Rumah kakek berbentuk rumah panggung. Hanya ada dua
kamar tidur, sisanya ruang tamu yang sekaligus menjadi ruang makan dan
terhubung lansung dengan dapur, berlantaikan kayu dan berdinding ayaman rotan,
tak jarang angin akan berhembus masuk melalui celah-celahnya.
Bersama ayah, saya ikut duduk bersama saudara-saudara.
Ditemani ballo' atau tuak kami bercerita mengakrabakan diri dengan satu bahasa
yang sampai sekarang tidak saya kuasai. Bahasa Toraja! Ini aneh, saya tidak
mengerti bahasa yang mereka ucapkan, namun saya seakan mengiyakan apa yang
mereka katakan. Entah bagaimana prosesnya, tetapi ketika seorang dari kami
tertawa, saya juga ikut tertawa, seakan tahu apa yang mereka tertawakan!
Mungkinkah ini yang disebut bahasa dunia oleh Paulo
Coelho dalam The Alchemist? Untuk menguasai bahasa dunia hanya dibutuhkan satu
hal, keberanian untuk memahami.
26 Desenber 2011
Good morning, rise and shine! Selamat pagi, Tana Toraja!
Tadi malam saya tiba di tempat ini ketika matahari
sudah kembali ke peraduaanya. Jalan di desa tempat kakek tinggal tidak ada
penerangan sama sekali, selain cahaya lampu dari rumah penduduk, itu pun sudah
redup, mungkin karena terlalu setia dengan waktu. Alhasil mata di
dominasi oleh gelap.
Namun itulah malam, selalu menyembunyikan dan hanya
bisa ditemukan oleh mereka yang bangun lebih awal. Sungguh, pagi disini terasa
sangat istimewa! Sayup-sayup terdengar alunan musik bambu yang dibawakan oleh
angin, bau tanah hasil guyuran hujan semalam, belum lagi aroma kandang babi
yang hanya berjarak beberapa meter dari rumah!
Kebetulan pagi ini, kami akan mengadakan acara Natal
Keluarga, acara sederhana yang kami selenggarakan di sebuah halaman yang
terletak dibawah rumah panggung. Setelah acara kebaktian selesai, kami
melanjutkan acara makan bersama, acara yang paling saya tunggu-tunggu nih!

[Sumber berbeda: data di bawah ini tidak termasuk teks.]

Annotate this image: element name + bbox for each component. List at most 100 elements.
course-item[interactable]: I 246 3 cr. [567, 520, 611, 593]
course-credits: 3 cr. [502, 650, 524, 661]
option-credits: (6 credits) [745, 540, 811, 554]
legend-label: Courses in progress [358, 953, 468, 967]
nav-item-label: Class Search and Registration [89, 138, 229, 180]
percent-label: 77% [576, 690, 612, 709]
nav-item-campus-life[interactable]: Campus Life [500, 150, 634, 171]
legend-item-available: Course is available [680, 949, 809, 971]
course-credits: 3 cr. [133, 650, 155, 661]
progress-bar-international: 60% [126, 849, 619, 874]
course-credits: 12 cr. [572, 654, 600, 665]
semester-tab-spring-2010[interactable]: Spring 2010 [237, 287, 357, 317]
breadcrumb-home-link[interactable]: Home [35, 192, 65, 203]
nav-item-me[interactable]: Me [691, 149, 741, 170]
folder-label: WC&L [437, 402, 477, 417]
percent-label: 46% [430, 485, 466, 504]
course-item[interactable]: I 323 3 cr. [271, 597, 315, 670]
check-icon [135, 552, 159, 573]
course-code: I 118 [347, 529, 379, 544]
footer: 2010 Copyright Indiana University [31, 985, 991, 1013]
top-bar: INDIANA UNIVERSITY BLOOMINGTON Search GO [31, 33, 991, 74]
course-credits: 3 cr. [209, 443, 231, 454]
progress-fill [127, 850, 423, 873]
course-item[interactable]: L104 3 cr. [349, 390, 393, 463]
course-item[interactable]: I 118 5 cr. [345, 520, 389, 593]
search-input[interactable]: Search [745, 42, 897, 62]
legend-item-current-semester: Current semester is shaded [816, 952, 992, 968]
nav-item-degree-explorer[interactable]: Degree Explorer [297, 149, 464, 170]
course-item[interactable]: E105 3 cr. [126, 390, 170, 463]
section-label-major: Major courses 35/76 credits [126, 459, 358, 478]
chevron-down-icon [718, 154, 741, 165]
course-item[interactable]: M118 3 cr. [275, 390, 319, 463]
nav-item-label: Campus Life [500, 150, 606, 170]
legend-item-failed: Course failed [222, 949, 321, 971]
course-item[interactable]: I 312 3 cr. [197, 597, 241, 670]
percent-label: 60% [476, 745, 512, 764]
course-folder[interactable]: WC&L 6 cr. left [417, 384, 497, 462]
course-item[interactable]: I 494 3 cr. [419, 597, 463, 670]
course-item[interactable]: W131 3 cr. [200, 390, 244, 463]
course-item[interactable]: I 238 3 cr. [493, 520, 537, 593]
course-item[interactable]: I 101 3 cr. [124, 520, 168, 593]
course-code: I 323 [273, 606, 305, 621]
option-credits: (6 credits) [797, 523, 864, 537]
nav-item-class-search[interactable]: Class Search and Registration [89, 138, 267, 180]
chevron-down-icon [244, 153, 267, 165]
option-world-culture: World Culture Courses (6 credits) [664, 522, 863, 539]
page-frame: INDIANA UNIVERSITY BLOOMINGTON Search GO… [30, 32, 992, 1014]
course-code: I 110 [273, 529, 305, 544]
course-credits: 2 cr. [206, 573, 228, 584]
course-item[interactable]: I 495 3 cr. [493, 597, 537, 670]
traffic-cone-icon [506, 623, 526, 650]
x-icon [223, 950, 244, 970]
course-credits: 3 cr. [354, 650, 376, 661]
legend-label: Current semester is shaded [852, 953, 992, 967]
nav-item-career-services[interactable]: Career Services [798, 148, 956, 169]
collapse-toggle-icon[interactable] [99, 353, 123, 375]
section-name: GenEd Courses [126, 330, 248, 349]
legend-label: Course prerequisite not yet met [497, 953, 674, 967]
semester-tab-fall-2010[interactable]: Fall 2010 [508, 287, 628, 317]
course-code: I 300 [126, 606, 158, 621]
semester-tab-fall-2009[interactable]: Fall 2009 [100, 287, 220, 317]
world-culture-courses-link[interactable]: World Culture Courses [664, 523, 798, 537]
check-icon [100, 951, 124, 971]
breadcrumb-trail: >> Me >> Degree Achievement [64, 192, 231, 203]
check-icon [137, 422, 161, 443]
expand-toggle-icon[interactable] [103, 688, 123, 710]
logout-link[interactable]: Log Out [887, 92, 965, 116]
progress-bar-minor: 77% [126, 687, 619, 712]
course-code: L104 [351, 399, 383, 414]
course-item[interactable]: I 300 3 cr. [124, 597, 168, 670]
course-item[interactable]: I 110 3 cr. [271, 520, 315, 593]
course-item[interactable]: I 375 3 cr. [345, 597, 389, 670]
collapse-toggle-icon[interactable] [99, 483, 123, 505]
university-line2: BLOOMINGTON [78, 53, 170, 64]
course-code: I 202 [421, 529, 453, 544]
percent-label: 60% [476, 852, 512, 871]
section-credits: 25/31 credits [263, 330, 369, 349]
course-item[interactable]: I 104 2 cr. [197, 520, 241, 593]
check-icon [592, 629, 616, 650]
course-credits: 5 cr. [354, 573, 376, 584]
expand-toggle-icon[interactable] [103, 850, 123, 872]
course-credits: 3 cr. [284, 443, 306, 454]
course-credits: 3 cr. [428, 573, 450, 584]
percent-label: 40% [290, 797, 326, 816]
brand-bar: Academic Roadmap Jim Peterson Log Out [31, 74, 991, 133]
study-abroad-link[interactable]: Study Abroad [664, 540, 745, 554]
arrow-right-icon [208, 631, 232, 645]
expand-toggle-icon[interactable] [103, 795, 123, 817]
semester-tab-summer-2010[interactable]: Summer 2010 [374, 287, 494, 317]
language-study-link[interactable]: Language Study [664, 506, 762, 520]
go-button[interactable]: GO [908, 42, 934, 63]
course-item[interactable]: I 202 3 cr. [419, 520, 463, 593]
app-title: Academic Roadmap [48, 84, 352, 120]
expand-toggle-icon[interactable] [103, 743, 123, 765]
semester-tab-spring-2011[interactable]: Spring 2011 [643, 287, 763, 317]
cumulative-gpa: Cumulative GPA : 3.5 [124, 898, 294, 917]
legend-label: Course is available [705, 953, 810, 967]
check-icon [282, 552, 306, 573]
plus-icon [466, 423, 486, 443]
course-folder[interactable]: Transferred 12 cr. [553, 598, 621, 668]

Berbagai macam makanan dan minuman khas Toraja
tersaji, bagi saya yang paling spesial tentu Pa'piong dan Ballo'. Sudah lama
banget nggak merasakan makanan ini! *Sikat Jhon!*
Oia, ada yang unik dari makanan dan minuman ini,
keduanya menggunakan bambu sebagai tempat memasak dan menyajikan, alasannya
karena bambu disini besar-besar dan tinggi, sehingga memiliki diameter yang
besar pula.
Pa'piong itu makanan berupa daging babi. Cara
memasaknya menggunakan bambu. Daging yang sudah dipotong-potong di campur
dengan sayur sarre nako (begitu mereka menyebut sayur yang tidak saya ketahui
namanya dalam bahasa Indonesia), ditambah darah babi, dan dimasukkan ke dalam
bambu untuk kemudian dibakar hingga matang.
Sedangkan Ballo' adalah minuman dari fermentasi pohon
nira. Minuman ini serupa dengan tuak Medan, hanya saja rasanya tidak terlalu
kecut. Ballo' biasa disajikan didalam bambu, dan diminum ketika ada acara-acara
tertentu.
Dan acara keluarga hari ini kami meriahkan dengan
bermain baratung! Baratung adalah permainan unik anak-anak di pedesaan.
Permainan ini juga menggunakan bambu sebagai bahan utamanya. Beberapa ruas
bambu dipotong, diberi lubang kecil pada bagian ujungnya sebagi tempat menaruh
minyak tanah, kemudian dipanaskan dengan api terlebih dahulu.
Setelah bambu dipanaskan, arahkan api kecil ke dalam
lubang untuk memberi efek suara. Duaaarrr.. !! Perang pun dimulai.. !!
Senang bisa kembali merasakan situasi semacam ini.
Kembali dipertemukan dengan sanak family. Kembali diberi kesempatan untuk
berbincang, bercanda, bermain, dan saling mengekspresikan kegembiraan. Situasi
yang selalu memberi kenangan dan rindu.